I've always liked using worksheet-style programs. Excel is the best-known one, but Mathcad is what I'm really talking about. They're document-oriented, yet interactive. The emphasis is clearly on making something a human can read; but it's also executable.

Hmmm.

I think a worksheet-style programming environment would be interesting. For one thing, it would make it really, really easy to accumulate test cases. I think most developers do informal testing of the variety "I just finished coding X; let's run it and see if it works." If the interactive environment in which you did this kind of testing were a worksheet, you could very easily save the thing and run it again later. It would almost be hard not to build up test cases.

04 April 2006

JavaScript, threading, and continuations

I've got a few bits and pieces of my side project working now, and I ran into something unexpected.

The annoying problem

In a simple GUI app, events (like mouse clicks and keystrokes) are all handled in a single, dedicated thread. If event-handling code takes too long to run, the application becomes unresponsive. It works like this everywhere: Java, Windows, XWin—and client-side JavaScript. But as always, JavaScript is... different:

  1. The whole browser doesn't become unresponsive, just your scripts. This is scripts don't run in the browser's main GUI thread. Rather, the browser gives you a separate thread dedicated to scripting events. But don't think this lets you off the hook, because...

  2. The browser detects unresponsive scripts, and believe me, you don't want this to happen. Firefox, for instance, pops up a warning message and offers the user the option to kill your script. If the user says no, the same warning message pops up again a few seconds later.

  3. The usual solution to this problem won't work in a browser. In any other system, you would just take the long-running code and move it into its own thread. But scripts can't spawn threads. Now what?

The annoying solution

I found a workaround using window.setTimeout(). You have to change your code to do its work in chunks and use setTimeout() as a substitute for preemptive thread-switching. It sounds like green threads. Unfortunately, it's much worse than that. Consider this:

    function hog() {
        // code that does three time-consuming things
        spellCheckWikipedia();
        findPrimesInDigitsOfPi();
        buildConcensusOnUsenet();
    }

In a language with green threads, you'd just call sleep(1) (or whatever) between steps.

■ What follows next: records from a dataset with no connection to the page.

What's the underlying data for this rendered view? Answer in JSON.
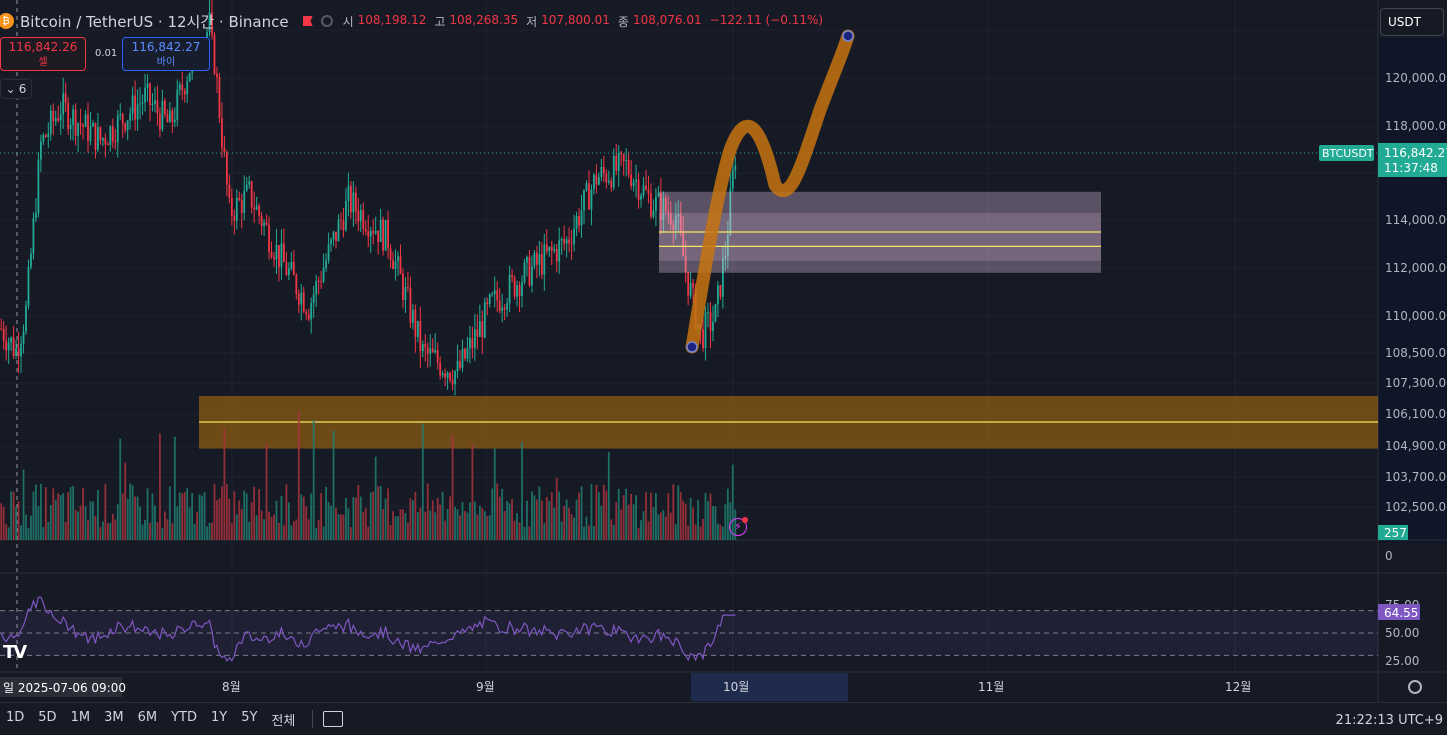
{
  "header": {
    "coin_icon": "bitcoin-icon",
    "title": "Bitcoin / TetherUS · 12시간 · Binance",
    "ohlc": [
      {
        "key": "시",
        "value": "108,198.12"
      },
      {
        "key": "고",
        "value": "108,268.35"
      },
      {
        "key": "저",
        "value": "107,800.01"
      },
      {
        "key": "종",
        "value": "108,076.01"
      }
    ],
    "change": "−122.11 (−0.11%)"
  },
  "trade": {
    "sell_price": "116,842.26",
    "sell_label": "셀",
    "spread": "0.01",
    "buy_price": "116,842.27",
    "buy_label": "바이"
  },
  "legend_toggle": "6",
  "currency_select": "USDT",
  "price_axis": {
    "ticks": [
      "120,000.00",
      "118,000.00",
      "114,000.00",
      "112,000.00",
      "110,000.00",
      "108,500.00",
      "107,300.00",
      "106,100.00",
      "104,900.00",
      "103,700.00",
      "102,500.00"
    ],
    "current_symbol": "BTCUSDT",
    "current_price": "116,842.27",
    "countdown": "11:37:48",
    "volume_label": "257",
    "volume_zero": "0"
  },
  "rsi": {
    "ticks": [
      "75.00",
      "50.00",
      "25.00"
    ],
    "current": "64.55"
  },
  "time_axis": {
    "crosshair_label": "일 2025-07-06   09:00",
    "months": [
      "8월",
      "9월",
      "10월",
      "11월",
      "12월"
    ]
  },
  "colors": {
    "up": "#22ab94",
    "down": "#f23645",
    "rsi": "#7e57c2",
    "box_fill": "#f0c8e8",
    "band_fill": "#b8730c",
    "brush": "#c77410"
  },
  "timeframes": [
    "1D",
    "5D",
    "1M",
    "3M",
    "6M",
    "YTD",
    "1Y",
    "5Y",
    "전체"
  ],
  "clock": "21:22:13 UTC+9",
  "chart_data": {
    "type": "candlestick",
    "interval": "12시간",
    "series_name": "Bitcoin / TetherUS",
    "x": [
      "2025-07-06",
      "2025-08",
      "2025-09",
      "2025-10",
      "2025-11",
      "2025-12"
    ],
    "ylim": [
      101500,
      122800
    ],
    "control_points": [
      [
        0,
        109500
      ],
      [
        6,
        108600
      ],
      [
        10,
        110200
      ],
      [
        16,
        117200
      ],
      [
        24,
        118800
      ],
      [
        40,
        117400
      ],
      [
        58,
        119200
      ],
      [
        68,
        118000
      ],
      [
        80,
        121800
      ],
      [
        84,
        123000
      ],
      [
        92,
        114300
      ],
      [
        100,
        115100
      ],
      [
        112,
        112500
      ],
      [
        124,
        110400
      ],
      [
        140,
        114800
      ],
      [
        156,
        113200
      ],
      [
        170,
        108500
      ],
      [
        184,
        107700
      ],
      [
        198,
        110500
      ],
      [
        212,
        111800
      ],
      [
        228,
        113100
      ],
      [
        240,
        115800
      ],
      [
        252,
        116300
      ],
      [
        262,
        114800
      ],
      [
        272,
        114200
      ],
      [
        276,
        111900
      ],
      [
        282,
        109200
      ],
      [
        288,
        110000
      ],
      [
        292,
        112700
      ],
      [
        296,
        116800
      ]
    ],
    "annotations": {
      "rect_zone": [
        111800,
        115200
      ],
      "rect_lines": [
        113500,
        112900
      ],
      "horizontal_band": [
        104800,
        106800
      ],
      "band_line": [
        105800
      ]
    },
    "rsi_last": 64.55,
    "volume_last": 257
  }
}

In JavaScript, you have to write this:

    function hog_start() {
        setTimeout(hog_step1, 10);
    }

    function hog_step1() {
        spellCheckWikipedia();
        setTimeout(hog_step2, 10);
    }

    function hog_step2() {
        findPrimesInDigitsOfPi();
        setTimeout(hog_step3, 10);
    }

    function hog_step3() {
        buildConcensusOnUsenet();
        // phew-- done.
    }

Ugly. The really annoying case is when individual steps are too time-consuming. Suppose buildConcensusOnUsenet() takes an unbounded amount of time to run. Then the function needs to be modified to be "setTimeout()-aware"—a huge pain.

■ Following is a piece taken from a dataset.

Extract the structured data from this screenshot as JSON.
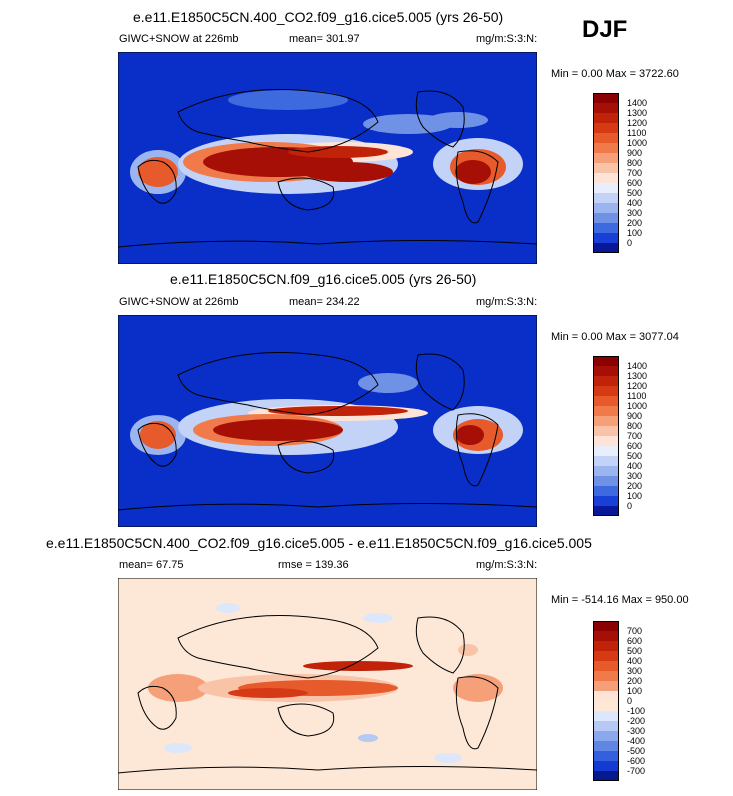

Funny thing is: this is just continuation-passing style. You use setTimeout to "jump to" a continuation. I thought this was cute, like a pun is cute. I've seen continuations simulated via exceptions, but never via event queues.

I guess theoretically I could source-transform JavaScript code written in the green-threads style into JavaScript written in continuation-passing style. Not sure I want to go that far.

To do

I have to get back to my current side project, about which more in a bit. But a definite possible future side project is:

  • Create a "foundations of math" wiki combining MediaWiki and the Metamath proof-checking engine.